On 1/9/12 3:15 AM, "stephen.pascoe at stfc.ac.uk" <stephen.pascoe at stfc.ac.uk>
wrote:

> Hi Bob,
>
> This "unpublish first" requirement is news to me.  We've been publishing new
> versions without doing this for some time.  Now, we have come across
> difficulties with a few datasets but it's generally worked.
>
> We don't use the --update option though.  Each time we publish a new version
> we provide a mapfile of all files in the dataset(s).  I'd recommend Sergey try
> doing this before removing a previous version.
>
> If you unpublish from the Gateway first you'll loose the information in the
> "History" tab.  For instance
> http://cmip-gw.badc.rl.ac.uk/dataset/cmip5.output2.MOHC.HadGEM2-ES.rcp85.mon.a
> erosol.aero.r1i1p1.html shows 2 versions.
>
> Stephen.
>
> ---
> Stephen Pascoe  +44 (0)1235 445980
> Centre of Environmental Data Archival
> STFC Rutherford Appleton Laboratory, Harwell Oxford, Didcot OX11 0QX, UK
>
>
> -----Original Message-----
> From: go-essp-tech-bounces at ucar.edu [mailto:go-essp-tech-bounces at ucar.edu] On
> Behalf Of Drach, Bob
> Sent: 06 January 2012 20:53
> To: Serguei Nikonov; Eric Nienhouse
> Cc: go-essp-tech at ucar.edu
> Subject: Re: [Go-essp-tech] Fwd: Re: Publishing dataset with option --update
>
> Hi Sergey,
>
> When updating a dataset, it's also important to unpublish it before publishing
> the new version.

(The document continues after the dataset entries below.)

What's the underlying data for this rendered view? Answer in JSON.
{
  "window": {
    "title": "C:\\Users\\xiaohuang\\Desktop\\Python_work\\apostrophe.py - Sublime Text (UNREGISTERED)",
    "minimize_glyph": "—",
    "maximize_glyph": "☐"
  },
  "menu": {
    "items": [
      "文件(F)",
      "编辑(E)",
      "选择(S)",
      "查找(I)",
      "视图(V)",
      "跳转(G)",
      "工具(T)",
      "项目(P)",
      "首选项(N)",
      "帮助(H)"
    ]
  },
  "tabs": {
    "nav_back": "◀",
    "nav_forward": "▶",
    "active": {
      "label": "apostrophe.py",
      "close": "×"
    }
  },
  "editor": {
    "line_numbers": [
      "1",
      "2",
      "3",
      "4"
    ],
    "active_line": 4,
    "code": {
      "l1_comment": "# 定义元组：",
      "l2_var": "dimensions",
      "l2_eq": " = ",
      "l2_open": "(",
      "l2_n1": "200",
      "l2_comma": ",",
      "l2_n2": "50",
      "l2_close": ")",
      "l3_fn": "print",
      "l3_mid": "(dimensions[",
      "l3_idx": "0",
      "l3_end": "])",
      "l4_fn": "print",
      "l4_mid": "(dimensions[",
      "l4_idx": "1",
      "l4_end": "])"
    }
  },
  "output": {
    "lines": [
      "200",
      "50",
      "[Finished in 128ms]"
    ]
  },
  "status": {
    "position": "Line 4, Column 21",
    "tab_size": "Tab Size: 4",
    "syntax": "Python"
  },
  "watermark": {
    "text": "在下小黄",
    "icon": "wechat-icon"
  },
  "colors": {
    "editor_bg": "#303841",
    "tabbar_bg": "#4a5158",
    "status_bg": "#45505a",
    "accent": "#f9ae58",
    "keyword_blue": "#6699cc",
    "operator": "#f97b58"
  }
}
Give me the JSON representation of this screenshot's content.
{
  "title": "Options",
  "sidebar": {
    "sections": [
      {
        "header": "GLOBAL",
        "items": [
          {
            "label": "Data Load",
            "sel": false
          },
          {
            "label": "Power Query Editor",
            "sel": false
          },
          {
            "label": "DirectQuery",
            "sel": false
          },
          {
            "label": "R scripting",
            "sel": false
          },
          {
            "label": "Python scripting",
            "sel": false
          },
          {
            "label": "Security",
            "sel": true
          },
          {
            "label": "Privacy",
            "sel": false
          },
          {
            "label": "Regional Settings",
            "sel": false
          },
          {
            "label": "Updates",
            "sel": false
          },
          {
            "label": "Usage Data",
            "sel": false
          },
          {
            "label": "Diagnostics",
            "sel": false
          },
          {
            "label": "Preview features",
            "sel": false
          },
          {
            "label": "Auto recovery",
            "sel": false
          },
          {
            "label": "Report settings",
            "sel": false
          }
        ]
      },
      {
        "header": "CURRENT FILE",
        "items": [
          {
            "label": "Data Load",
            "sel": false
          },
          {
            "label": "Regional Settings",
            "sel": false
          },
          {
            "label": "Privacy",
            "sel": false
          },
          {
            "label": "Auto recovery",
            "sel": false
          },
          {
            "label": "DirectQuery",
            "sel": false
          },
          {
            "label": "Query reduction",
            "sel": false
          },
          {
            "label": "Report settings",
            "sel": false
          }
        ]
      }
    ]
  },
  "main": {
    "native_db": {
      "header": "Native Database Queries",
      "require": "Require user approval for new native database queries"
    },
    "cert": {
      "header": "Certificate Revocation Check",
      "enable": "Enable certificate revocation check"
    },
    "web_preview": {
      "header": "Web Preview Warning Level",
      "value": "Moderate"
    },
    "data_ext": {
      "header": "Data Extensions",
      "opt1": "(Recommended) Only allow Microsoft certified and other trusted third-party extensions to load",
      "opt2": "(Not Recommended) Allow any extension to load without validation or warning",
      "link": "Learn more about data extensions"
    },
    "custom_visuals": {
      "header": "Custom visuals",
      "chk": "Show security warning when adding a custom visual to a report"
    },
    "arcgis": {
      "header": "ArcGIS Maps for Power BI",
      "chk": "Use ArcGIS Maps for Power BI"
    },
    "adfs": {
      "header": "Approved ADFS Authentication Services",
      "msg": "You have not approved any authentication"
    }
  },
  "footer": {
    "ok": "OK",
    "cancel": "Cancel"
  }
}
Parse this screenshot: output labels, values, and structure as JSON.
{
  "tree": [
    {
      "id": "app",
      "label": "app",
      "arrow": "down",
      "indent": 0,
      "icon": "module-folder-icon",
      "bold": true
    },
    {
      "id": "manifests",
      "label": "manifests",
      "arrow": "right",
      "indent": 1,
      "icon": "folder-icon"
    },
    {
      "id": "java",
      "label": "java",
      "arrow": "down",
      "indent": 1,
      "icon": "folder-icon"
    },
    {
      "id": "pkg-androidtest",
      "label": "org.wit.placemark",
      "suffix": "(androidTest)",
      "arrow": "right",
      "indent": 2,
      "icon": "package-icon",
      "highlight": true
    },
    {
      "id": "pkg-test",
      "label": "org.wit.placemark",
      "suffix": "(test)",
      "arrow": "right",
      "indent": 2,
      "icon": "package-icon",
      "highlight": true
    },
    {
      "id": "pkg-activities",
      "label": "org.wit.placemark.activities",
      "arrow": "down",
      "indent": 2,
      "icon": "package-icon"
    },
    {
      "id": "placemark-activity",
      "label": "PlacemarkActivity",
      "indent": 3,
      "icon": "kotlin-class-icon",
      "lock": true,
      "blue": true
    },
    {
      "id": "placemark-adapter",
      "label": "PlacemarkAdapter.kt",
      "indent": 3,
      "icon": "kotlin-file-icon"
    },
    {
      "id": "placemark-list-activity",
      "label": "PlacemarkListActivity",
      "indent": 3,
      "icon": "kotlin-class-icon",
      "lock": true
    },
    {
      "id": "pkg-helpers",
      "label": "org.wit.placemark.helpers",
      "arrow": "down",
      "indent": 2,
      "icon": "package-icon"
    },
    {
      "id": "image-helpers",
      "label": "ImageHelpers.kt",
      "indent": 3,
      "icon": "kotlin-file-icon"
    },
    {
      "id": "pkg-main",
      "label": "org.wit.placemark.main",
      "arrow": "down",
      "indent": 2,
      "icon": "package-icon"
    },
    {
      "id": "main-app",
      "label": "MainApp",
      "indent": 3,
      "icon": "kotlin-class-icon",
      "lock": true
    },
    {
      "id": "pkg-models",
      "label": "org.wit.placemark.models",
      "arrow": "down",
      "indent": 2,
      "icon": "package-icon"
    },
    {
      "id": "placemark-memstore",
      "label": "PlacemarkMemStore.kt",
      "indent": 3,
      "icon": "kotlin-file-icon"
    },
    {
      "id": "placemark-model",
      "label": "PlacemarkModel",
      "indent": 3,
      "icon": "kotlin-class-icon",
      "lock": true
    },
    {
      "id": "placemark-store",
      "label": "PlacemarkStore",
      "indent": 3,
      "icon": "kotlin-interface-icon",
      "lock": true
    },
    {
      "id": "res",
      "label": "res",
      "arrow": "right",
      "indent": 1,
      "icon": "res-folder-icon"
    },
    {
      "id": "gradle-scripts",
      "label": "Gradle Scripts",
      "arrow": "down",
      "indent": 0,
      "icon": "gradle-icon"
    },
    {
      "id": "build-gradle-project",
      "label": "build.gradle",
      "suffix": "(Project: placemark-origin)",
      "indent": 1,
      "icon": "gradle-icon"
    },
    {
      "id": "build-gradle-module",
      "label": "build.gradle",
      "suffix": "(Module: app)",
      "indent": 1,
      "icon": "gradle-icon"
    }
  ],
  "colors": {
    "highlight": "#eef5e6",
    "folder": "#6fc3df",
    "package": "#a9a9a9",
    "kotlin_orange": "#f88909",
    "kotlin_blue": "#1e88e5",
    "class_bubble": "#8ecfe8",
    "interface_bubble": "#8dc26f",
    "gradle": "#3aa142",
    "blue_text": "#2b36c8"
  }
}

E.g, first run
>
> esgunpublish <dataset_id>
>
> The reason is that, when you publish to the gateway, the gateway software
> tries to *add* the new information to the existing dataset entry, rather that
> replace it.
>
> --Bob
> ________________________________________
> From: Serguei Nikonov [serguei.nikonov at noaa.gov]
> Sent: Friday, January 06, 2012 10:45 AM
> To: Eric Nienhouse
> Cc: Bob Drach; go-essp-tech at ucar.edu
> Subject: Re: [Go-essp-tech] Fwd: Re:  Publishing dataset with option --update
>
> Hi Eric,
>
> thanks for you help. I have no any objections about any adopted versioning
> policy. What I need is to know how to apply it. The ways I used did not work
> for
> me. Hopefully, the reasons is bad things in thredds and database you pointed
> put. I am cleaning them right now, then will see...
>
> Just for clarification, if I need to update dataset (with changing version) I
> create map file containing full set of files (old and new ones) and then use
> this map file in esgpublish script with option --update, is it correct? Will
> it
> be enough for creating dataset of new version? BTW, there is nothing about
> version for option 'update' in esgpublish help.
>
> Thanks,
> Sergey
>
>
>
> On 01/04/2012 04:27 PM, Eric Nienhouse wrote:
>> Hi Serguei,
>>
>> Following are a few more suggestions to diagnose this publishing issue. I
>> agree
>> with others on this thread that adding new files (or changing existing ones)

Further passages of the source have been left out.